A wide range of visions and detailed plans have been developed to fix the broken health system. The 2008 election is likely to focus on some of them; others have been proposed in Congress and by Members of this Committee. With my colleagues at the Center for American Progress, I also have outlined a way to improve and expand health coverage. But rather than discussing these ideas in depth, I would like to end by making three comments on approaches to reform.

The first is the importance of addressing the coverage and cost problems simultaneously. Coverage will continue to erode, even with expansions, if the cost of coverage continues its rapid increase. This is evident in the recent experience with children’s health: some of the gains in kids’ coverage have been lost due to the unrelenting cost increases that have eroded employer coverage as well as states’ ability to Medicaid and SCHIP. The same is true in reverse: the unsustainable cost curve cannot be bent without ensuring coverage for all Americans. The United States spends nearly $500 billion more than peer nations, adjusting for wealth, in part due to its complexity. Not only do we pay seven times more per capita on administrative costs as a result, but we pay “hidden taxes” from cost shifting. Some fraction of uncollected bills for care for the uninsured gets added to the bills for the insured. One analysis estimated that this added $922 to the premium for a privately insured family in 2005. Moreover, gaps in coverage limit the potential of policies to bend the growth curve in health costs. There is widespread, bipartisan agreement that improved prevention, chronic disease management, health information technology, and similar policies could reduce the nation’s health costs. However, the full potential of these policies to realize savings may be constrained or even reversed if one-third of the population cycles in and out of insurance over the course of two years.

Second, solutions must be national in scope. States can and should help develop the framework and feasibility of solutions. This Committee’s creation and support of state planning grants has made a real difference in both local health systems and the national knowledge of how to make systemic change. But, an effective and efficient U.S. health system cannot be constructed one state at a time. States face structural barriers such as balanced budget requirements and ERISA that are formidable. And, a state-by-state approach tolerates inequity in the system. Poor states have more uninsured and can’t afford to do much about it. And 50 separate reform efforts complicate our already complicated system and inhibit efforts to simplify it.

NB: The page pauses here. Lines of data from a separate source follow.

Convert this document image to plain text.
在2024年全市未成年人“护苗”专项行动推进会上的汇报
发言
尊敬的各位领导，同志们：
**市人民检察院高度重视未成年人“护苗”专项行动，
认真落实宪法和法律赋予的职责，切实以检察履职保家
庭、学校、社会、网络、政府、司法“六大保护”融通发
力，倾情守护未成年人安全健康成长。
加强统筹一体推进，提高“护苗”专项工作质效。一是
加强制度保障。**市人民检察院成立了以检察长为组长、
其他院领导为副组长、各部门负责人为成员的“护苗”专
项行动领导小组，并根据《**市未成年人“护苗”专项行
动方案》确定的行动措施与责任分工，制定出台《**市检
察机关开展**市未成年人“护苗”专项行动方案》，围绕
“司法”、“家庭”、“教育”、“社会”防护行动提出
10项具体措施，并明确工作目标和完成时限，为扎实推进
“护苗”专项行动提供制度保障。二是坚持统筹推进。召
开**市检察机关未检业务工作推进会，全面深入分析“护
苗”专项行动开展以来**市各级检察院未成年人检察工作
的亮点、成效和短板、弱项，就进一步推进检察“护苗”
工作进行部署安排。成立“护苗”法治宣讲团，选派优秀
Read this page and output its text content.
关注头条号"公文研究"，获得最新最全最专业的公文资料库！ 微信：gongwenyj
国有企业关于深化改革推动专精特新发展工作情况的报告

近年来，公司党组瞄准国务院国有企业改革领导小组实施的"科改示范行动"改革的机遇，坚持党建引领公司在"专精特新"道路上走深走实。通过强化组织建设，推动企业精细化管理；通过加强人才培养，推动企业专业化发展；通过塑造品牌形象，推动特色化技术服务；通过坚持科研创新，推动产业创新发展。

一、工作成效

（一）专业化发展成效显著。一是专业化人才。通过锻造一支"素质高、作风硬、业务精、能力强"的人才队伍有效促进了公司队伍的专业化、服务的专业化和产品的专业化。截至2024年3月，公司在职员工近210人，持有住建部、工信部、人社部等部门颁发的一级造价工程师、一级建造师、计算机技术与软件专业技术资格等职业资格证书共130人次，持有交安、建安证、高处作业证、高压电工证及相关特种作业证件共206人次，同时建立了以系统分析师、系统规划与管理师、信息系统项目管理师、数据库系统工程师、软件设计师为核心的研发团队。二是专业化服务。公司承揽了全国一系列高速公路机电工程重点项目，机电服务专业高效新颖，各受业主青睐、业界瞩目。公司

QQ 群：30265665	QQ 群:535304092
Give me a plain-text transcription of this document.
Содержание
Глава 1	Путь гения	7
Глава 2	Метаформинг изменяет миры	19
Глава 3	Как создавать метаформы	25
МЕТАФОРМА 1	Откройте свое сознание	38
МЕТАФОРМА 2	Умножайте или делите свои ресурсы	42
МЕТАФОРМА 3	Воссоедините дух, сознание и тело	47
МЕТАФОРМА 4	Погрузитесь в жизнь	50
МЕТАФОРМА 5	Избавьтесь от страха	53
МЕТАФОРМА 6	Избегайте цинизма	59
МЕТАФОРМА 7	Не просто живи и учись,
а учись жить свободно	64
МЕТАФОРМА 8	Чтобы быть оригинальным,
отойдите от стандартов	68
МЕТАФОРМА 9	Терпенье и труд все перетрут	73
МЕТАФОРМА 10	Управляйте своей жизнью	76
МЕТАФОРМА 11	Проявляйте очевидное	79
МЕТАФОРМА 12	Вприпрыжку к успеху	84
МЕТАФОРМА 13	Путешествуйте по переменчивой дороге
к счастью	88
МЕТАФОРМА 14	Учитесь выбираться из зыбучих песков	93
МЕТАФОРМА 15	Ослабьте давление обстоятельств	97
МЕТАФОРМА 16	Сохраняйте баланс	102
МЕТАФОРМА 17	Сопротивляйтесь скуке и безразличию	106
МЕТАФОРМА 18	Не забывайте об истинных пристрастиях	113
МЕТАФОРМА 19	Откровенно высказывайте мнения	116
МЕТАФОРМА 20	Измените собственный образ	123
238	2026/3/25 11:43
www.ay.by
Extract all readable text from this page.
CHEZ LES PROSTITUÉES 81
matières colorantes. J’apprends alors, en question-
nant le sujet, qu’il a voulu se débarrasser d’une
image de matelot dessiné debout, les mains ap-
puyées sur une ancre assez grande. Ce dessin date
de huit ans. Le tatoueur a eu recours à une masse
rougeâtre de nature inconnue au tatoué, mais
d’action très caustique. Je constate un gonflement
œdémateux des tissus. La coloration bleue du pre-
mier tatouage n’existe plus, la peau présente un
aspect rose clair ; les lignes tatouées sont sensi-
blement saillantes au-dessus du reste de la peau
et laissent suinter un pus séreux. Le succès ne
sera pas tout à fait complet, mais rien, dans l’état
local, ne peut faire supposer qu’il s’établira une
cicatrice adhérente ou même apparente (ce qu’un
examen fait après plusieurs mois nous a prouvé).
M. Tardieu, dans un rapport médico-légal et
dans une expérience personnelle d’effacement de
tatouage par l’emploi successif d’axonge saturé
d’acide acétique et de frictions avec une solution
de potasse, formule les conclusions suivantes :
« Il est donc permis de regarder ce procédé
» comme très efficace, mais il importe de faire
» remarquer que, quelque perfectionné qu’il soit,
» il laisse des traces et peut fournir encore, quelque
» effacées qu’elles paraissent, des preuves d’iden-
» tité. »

Third, the perfect should not be the enemy of the good. It would be hard to create a more irrational health care system than the one we have. Plans for a well-functioning system are, by definition, radical and have a role in the debate. However, when advocates of market-based solutions and single-payer systems put purism ahead of pragmatisms, we get gridlock. More of the same means that people die every day in the wealthiest nation on earth due to lack of financial access to care. The solution will, by necessity, be a hybrid: a mix of public and private coverage, and individual and employer responsibility. This is the framework we have seen from Republican governors and Democratic presidential candidates. It is what many Members of Congress have proposed. And, hopefully, it will be inherent in the legislation that you consider in the near future to address the health crisis in the United States.